Indeed, if we remove our tinted glasses, and view the cross country from a less Euro-centric viewpoint, have things really changed all that much?

Will the hills really be any more relentless than they were in Aman in 2007? Will the crowds be any bigger or more vocal than they were in Kampala or Mombasa? Will the underfoot conditions be any more challenging than Bydgoszcz in 2013, or Ostend in 2001?

If Arhus 2019 is better than previous editions, it will be because we have been told that it is better. The key has been in the packaging!

And hats off to the organisers for that!

Man-made features

And while broadcasters have oft bemoaned the man-made obstacles of other championship courses, the Aarhus organisers have spent the week putting the final touches to a course which will include specially constructed water, mud and sand pits, and take participants up the roof of a museum – the ultimate in man-made cross country features.

Photo: Lone Dybdal

The hills are genuine, of course, and with the course seemingly becoming more and more challenging with each video that appears on Twitter, participants and spectators are in for a treat.

But while the nature of the course is likely to affect the results to some degree, those who think it will narrow the gap between the East Africans and the rest of the world are in for a rude awakening.

In fact, it may make them bigger!

Uganda have dominated recent World Mountain Running Championships, taking podium sweeps in the men’s event in 2017 and 2018. And let’s not forget that Kenya are the world leaders in steeplechasing, the event most akin to the ever-changing pace of tomorrow’s race.

And with rain scares in Europe this winter, the only muddy sections on the course – the one condition that may have made a difference – have been fabricated.

Champions stay at home

But the main reason Europeans won’t close the gap on the Africans is because they simply won’t be there. Yes, Britain, Spain and Denmark have sent teams in the four individual events, and France have three teams entered, but athletes from other big nations are in short supply.

Turkey, who have controversially bought in East African athletes to win medals at European level, have entered just one athlete. Portugal, once a proud endurance running nation, have also entered just one athlete. German and Italian entrants are in similar short supply.

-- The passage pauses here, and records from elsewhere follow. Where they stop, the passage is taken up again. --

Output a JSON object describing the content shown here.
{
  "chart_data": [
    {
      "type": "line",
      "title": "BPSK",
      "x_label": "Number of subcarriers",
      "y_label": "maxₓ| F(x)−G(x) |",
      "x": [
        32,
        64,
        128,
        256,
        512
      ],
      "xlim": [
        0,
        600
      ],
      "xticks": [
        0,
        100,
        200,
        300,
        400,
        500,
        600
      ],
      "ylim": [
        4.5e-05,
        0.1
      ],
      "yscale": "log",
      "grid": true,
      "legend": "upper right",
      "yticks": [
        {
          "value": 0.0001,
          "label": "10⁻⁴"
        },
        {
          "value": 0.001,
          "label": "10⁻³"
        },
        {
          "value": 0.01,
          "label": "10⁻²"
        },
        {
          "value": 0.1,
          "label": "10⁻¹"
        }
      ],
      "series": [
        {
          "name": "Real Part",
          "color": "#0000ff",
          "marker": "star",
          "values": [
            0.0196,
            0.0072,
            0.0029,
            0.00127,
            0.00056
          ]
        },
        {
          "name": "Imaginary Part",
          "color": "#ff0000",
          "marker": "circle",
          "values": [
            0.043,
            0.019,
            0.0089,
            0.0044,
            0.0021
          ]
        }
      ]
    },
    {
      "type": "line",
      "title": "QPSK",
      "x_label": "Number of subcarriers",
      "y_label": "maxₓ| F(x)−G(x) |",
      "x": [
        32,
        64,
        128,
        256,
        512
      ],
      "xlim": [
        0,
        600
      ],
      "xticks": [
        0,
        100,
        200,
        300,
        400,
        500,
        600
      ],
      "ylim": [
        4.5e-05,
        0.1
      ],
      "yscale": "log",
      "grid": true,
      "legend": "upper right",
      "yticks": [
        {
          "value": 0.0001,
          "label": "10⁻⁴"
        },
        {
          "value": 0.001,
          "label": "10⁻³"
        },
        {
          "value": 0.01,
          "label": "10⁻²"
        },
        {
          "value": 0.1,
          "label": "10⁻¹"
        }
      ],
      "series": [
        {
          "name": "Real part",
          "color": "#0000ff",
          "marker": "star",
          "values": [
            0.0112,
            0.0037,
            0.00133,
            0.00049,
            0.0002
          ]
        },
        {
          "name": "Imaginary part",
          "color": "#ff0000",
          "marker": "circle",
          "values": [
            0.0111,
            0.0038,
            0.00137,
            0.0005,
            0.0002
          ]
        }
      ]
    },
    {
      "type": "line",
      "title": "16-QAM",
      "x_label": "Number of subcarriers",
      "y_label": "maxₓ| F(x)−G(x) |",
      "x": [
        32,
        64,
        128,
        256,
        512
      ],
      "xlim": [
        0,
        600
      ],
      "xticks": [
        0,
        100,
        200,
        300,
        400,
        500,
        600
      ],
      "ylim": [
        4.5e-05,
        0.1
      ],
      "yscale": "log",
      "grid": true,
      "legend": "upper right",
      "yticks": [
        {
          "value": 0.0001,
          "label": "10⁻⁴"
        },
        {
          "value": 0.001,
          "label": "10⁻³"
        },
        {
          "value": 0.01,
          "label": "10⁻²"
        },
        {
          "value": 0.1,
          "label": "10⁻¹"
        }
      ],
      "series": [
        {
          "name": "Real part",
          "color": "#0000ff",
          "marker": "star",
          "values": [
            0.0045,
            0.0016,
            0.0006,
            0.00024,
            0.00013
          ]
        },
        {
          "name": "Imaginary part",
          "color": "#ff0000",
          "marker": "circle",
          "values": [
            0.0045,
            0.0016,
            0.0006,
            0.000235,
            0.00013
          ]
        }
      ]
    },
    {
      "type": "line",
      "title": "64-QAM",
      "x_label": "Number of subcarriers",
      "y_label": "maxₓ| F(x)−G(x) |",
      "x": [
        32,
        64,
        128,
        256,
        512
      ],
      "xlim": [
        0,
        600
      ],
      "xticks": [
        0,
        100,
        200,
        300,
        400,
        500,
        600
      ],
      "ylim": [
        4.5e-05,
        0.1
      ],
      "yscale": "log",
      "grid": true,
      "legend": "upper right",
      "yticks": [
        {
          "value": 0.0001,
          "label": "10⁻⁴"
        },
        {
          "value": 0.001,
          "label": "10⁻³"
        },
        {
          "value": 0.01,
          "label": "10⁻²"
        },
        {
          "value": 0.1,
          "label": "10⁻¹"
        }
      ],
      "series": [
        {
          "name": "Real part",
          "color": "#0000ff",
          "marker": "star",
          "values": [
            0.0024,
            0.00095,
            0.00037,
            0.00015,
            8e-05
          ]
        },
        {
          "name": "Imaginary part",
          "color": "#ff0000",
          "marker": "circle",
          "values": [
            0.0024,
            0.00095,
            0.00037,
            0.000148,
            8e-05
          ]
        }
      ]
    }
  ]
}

The Netherlands, who welcomed athletes and supporters from across the continent to the European Cross Country Championships in Tilburg in December, have failed to return the favour, and don’t have a single athlete entered.

That means that the European senior women’s team champions are not represented. Yasmin Can, the three-time European Champion: not in Aarhus.

Turkey won the men’s team title in Tilburg, but only Aras Kaya is entered, and he is the sole senior individual medallist from Euro Cross testing himself against the world’s best.

Photo: Andy Peat

Mass participation

The one significant change which the local organising committee has introduced is the mass participation races. And they will, no doubt, add to the spectacle and atmosphere (not to mention offsetting some of the costs of staging such an event).

But let’s just imagine if every nation sent a team to Aarhus. If the majority of the 214 member federations had athletes on the starting line, proudly wearing the colours of their nation with a bib that they have earned, not bought.

Imagine the spectacle this great event would then be.

The elephant in the room

We are often reminded that athletics in general, and cross country in particular, needs to be saved, changed, and re-packaged for a younger audience.

But distance running has never been in better health.

If you want to get the youth interested in the greatest race on earth, you’ve got to make it a possible target for them. You’ve got to show them that if they are good enough, they can go. Federations, sitting on the sidelines, waiting for a team that’s good enough to compete for the top honours, is never going to work.

And then, of course, there’s the doping. The sport is riddled with it, and it’s going to take more than a few spectators in Viking hats to overpower that particular blight.

All the rebranding and repackaging in the world isn’t going to help on that front!

In the meantime, be assured that Aarhus 2019 will be a special event. Not because it is new or innovative, but simply because World Cross Country always is.